If conference agrees there should be a strike ballot over pay then IL supporters will throw their heart and soul into winning the vote.
We should be clear though that if we win the vote and get over the 50% threshold it will be despite the current leadership, not because of them.
We have argued that once the results of the consultative ballot were announced in November last year PCS should have gone onto a war footing back then and made the call to be strike ready. Instead the leadership wasted months and only recently has it started to make more serious preparations for a ballot.
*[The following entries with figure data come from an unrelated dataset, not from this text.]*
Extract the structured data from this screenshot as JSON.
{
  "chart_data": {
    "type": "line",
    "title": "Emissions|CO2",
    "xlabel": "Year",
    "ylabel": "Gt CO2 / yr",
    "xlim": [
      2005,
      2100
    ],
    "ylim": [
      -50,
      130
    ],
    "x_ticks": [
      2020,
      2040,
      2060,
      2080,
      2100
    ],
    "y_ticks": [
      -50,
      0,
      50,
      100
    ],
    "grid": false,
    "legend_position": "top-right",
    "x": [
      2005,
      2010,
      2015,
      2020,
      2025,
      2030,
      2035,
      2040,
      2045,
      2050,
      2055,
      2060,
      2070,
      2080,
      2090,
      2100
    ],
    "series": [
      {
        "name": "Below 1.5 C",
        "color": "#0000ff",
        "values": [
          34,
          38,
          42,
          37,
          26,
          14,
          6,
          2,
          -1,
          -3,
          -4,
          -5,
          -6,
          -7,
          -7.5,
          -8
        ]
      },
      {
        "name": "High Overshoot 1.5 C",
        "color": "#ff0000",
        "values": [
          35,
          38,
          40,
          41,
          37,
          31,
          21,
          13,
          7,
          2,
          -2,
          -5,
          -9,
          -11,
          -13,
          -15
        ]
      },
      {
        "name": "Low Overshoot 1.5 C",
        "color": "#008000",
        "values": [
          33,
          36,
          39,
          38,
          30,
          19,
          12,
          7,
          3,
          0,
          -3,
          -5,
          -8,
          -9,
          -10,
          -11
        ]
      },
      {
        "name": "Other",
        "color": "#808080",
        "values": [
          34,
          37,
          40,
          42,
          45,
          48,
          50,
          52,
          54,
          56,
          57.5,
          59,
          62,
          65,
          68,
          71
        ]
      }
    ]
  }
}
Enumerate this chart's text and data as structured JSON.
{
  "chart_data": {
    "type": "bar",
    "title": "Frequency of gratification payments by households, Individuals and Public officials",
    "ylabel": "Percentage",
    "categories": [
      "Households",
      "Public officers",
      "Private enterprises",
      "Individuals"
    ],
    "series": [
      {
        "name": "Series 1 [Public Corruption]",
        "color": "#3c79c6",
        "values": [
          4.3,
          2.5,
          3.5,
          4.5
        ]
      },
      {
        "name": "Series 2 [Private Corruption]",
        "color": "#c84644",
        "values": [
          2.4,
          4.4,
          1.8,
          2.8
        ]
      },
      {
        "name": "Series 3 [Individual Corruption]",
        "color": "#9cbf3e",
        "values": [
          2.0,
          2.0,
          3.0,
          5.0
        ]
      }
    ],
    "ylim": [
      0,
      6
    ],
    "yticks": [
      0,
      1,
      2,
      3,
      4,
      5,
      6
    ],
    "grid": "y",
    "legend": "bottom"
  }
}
We cannot get those lost months back.
It is looks as though now there will be frenzy of activity, compressed into a few weeks, to try and persuade the members to (a) vote (given the legislation, everyone who doesn’t vote is effectively a No vote) and (b) to vote Yes to action.
If this is the case, instead of implementing a carefully worked out detailed plan – a plan that had been discussed and agreed by activists in advance – we are going to bet everything on the roll of the dice and ‘hope’ that it turns out OK. This is not a serious way to run a campaign. In stark contrast the CWU spent seven months preparing for its strike ballot in Royal Mail. Their hard work was rewarded with a huge yes vote. They didn’t hope to win, they planned to win.
So if you want a union who also plans to win, which doesn’t waste months, in other words which is serious, then we ask you to vote for the Independent Left in the current NEC elections and in the DWP and HMRC GEC elections.